The Second Step: Sophomore Year

A Bittersweet Victory

We just came back from Winter Break two days ago. It has went mostly smoothly, but I am smack in the middle of the stress again. Surprisingly not from any of my classes. It is because of what my math teacher told me. She said that I should take the SAT this year as a sophomore in order to avoid having to study and take it as a junior. She also said that I should get around a perfect score if I want to go to my top colleges. So this brings another huge load of stress into my life. Time to start studying. But still I'm maintaining that this challenge is surmountable.

Despite academic worries, recently basketball has enveloped most of my focus. Over break I played a ton of ball and did fairly well.
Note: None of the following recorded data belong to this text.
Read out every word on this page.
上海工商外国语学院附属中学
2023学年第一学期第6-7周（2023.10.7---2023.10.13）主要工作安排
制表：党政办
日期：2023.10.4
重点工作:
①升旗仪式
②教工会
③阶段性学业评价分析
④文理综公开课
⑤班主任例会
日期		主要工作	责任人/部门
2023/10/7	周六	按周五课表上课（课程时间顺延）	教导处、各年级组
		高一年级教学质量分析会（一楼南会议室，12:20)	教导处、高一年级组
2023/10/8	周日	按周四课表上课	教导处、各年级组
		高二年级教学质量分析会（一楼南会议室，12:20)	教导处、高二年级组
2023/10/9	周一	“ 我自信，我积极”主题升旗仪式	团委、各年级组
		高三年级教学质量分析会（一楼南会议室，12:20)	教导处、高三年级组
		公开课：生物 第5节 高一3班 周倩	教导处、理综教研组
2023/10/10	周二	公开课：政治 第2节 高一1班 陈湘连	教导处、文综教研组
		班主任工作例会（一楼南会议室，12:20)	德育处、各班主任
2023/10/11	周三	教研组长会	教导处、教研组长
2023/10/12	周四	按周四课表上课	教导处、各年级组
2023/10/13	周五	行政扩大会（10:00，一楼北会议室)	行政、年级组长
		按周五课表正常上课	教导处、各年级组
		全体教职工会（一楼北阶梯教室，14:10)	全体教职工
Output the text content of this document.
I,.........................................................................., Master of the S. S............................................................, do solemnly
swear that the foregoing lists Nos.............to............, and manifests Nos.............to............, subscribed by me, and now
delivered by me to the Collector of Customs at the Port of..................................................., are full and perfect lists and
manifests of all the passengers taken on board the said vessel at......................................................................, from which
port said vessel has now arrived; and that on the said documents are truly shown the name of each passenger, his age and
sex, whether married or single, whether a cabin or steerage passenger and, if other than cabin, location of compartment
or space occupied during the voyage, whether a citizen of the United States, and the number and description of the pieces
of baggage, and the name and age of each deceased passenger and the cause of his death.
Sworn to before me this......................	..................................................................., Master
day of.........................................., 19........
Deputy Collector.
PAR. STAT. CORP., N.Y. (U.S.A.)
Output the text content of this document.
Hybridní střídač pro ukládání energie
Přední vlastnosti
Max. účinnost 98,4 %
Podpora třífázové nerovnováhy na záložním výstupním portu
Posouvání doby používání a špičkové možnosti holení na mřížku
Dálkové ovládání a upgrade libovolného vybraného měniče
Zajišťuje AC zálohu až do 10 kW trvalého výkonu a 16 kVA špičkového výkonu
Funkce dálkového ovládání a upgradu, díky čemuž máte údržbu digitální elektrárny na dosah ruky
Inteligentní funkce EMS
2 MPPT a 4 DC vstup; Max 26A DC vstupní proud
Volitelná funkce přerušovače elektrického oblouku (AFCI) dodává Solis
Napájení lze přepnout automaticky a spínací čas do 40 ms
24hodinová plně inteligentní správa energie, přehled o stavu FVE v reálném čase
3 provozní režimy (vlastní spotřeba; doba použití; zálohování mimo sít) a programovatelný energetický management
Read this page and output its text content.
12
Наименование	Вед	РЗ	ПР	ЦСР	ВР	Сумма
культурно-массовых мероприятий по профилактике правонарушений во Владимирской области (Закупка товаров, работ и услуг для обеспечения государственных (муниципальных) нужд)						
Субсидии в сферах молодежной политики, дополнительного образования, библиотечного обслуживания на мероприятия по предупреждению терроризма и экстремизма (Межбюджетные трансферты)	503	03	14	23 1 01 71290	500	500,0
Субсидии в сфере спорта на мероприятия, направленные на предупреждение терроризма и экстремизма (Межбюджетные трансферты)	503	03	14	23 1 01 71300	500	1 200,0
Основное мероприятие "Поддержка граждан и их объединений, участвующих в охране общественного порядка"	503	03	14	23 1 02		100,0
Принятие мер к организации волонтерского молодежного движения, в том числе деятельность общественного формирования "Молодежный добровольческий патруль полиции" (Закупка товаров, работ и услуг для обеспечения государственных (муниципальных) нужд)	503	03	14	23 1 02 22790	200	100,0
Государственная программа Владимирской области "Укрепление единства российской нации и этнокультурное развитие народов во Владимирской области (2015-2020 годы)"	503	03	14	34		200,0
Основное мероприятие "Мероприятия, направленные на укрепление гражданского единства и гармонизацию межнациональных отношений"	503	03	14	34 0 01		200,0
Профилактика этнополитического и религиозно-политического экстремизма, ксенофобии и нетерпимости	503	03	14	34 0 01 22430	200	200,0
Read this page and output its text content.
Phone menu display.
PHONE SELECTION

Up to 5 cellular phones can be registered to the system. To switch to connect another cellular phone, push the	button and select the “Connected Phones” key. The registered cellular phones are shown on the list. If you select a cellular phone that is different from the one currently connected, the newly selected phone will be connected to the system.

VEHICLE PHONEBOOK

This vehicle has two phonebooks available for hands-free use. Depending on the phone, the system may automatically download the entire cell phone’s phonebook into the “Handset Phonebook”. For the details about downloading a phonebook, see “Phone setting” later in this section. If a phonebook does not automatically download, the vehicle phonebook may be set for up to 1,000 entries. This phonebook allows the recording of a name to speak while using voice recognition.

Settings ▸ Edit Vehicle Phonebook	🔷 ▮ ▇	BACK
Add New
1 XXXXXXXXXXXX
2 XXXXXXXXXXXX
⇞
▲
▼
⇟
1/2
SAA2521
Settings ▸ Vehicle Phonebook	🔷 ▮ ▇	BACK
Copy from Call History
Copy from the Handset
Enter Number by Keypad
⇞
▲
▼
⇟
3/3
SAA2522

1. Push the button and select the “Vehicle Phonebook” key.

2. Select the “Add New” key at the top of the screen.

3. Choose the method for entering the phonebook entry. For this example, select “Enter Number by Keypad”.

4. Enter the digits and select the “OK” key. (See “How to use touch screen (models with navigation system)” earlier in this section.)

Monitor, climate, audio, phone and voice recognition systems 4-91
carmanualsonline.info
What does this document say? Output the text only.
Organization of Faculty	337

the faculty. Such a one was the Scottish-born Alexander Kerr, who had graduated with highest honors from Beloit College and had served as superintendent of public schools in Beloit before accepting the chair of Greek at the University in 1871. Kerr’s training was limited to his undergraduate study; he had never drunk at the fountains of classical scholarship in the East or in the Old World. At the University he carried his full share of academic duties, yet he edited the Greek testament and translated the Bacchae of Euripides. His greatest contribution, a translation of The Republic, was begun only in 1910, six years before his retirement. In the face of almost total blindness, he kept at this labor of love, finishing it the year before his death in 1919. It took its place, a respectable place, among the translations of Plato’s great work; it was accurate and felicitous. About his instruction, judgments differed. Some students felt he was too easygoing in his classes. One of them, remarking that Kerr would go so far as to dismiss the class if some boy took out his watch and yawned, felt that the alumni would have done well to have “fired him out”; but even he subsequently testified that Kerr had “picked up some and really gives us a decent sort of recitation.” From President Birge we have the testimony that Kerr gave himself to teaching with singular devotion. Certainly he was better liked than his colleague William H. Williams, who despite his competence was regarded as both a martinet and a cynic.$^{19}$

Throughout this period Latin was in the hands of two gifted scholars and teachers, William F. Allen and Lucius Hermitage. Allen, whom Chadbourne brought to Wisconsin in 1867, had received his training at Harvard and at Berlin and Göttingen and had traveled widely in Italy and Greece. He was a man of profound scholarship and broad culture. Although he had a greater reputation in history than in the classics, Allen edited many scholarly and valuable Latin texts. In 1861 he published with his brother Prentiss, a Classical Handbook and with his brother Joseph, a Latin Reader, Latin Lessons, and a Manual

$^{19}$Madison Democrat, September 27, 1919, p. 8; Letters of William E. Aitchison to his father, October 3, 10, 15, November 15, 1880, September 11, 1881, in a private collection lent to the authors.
My coach introduced the possibility of bumping me down to JV, but I think he was just trying to scare me and the other players refused to let me go down. So that went away. But it inspired me to play my heart out and that really payed off over break. I'm still falling short of my expectations, but I am making progress.

Today we just played our league opener. The Varsity at our school hasn't won a league game in two years so it was bleak as we faced an extremely good team in years past. But the entire team played their asses off and we pulled off a huge win. The streak is broken. However I am ashamed with the way I have played. I have been so quiet in the games. This is mainly due to my lack of game time, but still I wish I could do more for the team. Oh and coach also spoke to two juniors about bumping them down so I now realize that he is implementing a scare tactic to make players work harder. But the main thing is that I CAN , I WILL, and I MUST work harder, do better in the games, and show what I'm capable of.